Fig. 1b shows that EMS and TEGDME have similar δ values (Δδ (= δ(TEGDME) − δ(EMS)) ∼ 2.5 MPa1/2). Meanwhile, the addition of LiTFSI into the solvents led to a significant change in the δ values (Δδ = δ(TEGDME-EL) − δ(EMS-EL) ∼ 17.0 MPa1/2), which is mainly attributed to the large difference in the electrostatic force (ΔδES ∼ 19.5 MPa1/2) induced by ion–dipole interactions between Li+ ions and solvent molecules. Additionally, the Δδ values were also well matched with the previous classification of miscibility reported by Greenhalgh et al.15 (i.e., Δδ < 7.0 MPa1/2 for miscible compounds and Δδ > 10.0 MPa1/2 for immiscible compounds).

To better understand this unusual immiscibility behavior, we observed the structural evolution of preformed interfaces of solvent and electrolyte mixtures with different composition ratios during MD simulations (Fig. 1c, Fig. S3 and Table S2, ESI). Additionally, the time evolution of the phase separation was monitored in terms of the demixing index (χdemix)16 and interaction energies (ΔEint) among the components in the electrolyte mixtures (see “Structural analysis based on the demixing index and interaction energy” in the ESI). The solvent mixture showed a gradual increase in χdemix and a decrease in ΔEint (Fig. 1d), indicating good miscibility between EMS and TEGDME. This result was verified by MD simulation snapshots and concentration profiles of the solvent mixture as a function of the simulation time (Fig. S4, ESI). In addition, interfacial tensions (γ)17 of the solvent and electrolyte mixtures were theoretically examined (Table S3, see “Interfacial tension calculation” in the ESI). The electrolyte mixtures showed higher γ values than the solvent mixture, which is additional evidence proving the well-developed phase separation in the electrolyte mixtures. Notably, the electrolyte mixture of EMS-EL/TEGDME-EL = 5/5 (v/v) exhibited the highest γ value among the electrolyte mixtures, which is consistent with the aforementioned results of χdemix and ΔEint.
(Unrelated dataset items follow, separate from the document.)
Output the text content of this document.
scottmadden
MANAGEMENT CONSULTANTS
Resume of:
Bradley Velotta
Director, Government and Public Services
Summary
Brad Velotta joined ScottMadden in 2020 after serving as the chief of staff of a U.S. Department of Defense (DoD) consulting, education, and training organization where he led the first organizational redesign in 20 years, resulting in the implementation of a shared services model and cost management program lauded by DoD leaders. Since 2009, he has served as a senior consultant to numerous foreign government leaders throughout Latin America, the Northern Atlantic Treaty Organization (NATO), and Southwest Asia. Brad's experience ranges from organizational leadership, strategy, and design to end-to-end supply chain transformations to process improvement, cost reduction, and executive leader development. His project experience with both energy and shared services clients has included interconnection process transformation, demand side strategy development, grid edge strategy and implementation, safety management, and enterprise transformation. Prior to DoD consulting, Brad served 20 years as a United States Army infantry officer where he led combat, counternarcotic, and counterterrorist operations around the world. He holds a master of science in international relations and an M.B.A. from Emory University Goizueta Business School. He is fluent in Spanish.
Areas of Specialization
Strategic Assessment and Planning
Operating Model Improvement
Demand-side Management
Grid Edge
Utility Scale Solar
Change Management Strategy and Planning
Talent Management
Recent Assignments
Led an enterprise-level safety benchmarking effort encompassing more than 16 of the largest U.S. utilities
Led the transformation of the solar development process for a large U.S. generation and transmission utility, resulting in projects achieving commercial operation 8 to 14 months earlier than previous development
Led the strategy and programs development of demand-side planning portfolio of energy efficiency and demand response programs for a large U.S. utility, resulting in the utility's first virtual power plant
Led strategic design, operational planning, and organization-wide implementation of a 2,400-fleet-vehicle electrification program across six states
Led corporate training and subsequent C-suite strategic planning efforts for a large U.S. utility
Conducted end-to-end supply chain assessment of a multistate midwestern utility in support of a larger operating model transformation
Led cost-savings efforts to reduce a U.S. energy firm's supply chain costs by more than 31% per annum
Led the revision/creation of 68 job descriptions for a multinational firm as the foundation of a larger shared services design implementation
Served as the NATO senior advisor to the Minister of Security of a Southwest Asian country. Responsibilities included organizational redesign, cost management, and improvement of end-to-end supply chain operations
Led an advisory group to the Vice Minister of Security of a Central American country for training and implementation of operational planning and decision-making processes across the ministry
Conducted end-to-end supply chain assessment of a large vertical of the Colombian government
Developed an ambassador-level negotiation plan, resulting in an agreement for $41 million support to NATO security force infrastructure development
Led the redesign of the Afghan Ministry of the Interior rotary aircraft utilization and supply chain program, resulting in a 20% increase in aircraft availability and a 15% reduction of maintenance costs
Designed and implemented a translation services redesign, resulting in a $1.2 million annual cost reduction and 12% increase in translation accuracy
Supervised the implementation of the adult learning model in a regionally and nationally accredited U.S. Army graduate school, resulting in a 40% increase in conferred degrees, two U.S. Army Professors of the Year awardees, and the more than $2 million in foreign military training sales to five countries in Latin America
The dissolution of the polysulfides in the electrolytes (EMS-EL and TEGDME-EL) was examined. Fig. 2a shows the dissolution behavior of the polysulfide intermediate (0.1 M Li2S8) in the EMS-EL and TEGDME-EL as a function of time. In addition to the color change of the electrolyte solutions, their UV-visible spectra were monitored to quantitatively analyze the polysulfide dissolution. The EMS-EL dissolved the polysulfide within 1 h, mainly because of its high dielectric constant, whereas limited solubility (i.e., longer than 5 days) was observed in the TEGDME-EL. The charge/discharge performance of the Li–S cells containing the EMS-EL and TEGDME-EL was investigated, respectively (Fig. 2b and Fig. S5, ESI). The EMS-EL showed higher initial capacities than the TEGDME-EL but poor cycling retention, revealing a serious shuttle effect. Meanwhile, the limited polysulfide solubility of the TEGDME-EL resulted in the low capacities although the stable cycling retention was attained.


image file: c8ee01503a-f2.tif
Fig. 2 Fabrication and structural/electrochemical characterization of MH-QEs. (a) Dissolution behavior of 0.1 M Li2S8 in the EMS-EL and TEGDME-EL as a function of time. (left) Photographs and (right) UV-visible spectra. (b) Cycling performance (at a charge/discharge current density = 0.1 C/0.1 C) of the Li–S cells containing the EMS-EL and TEGDME-EL. (c) Schematic illustration depicting the fabrication of the MH-QE through the UV curing-assisted printing process. (d) Cross-sectional SEM image of the MH-QE. (e) Temperature-dependent ionic conductivity of the MH-QE and control QE (that was fabricated by stacking the EMS-QE film with the TEGDME-QE film).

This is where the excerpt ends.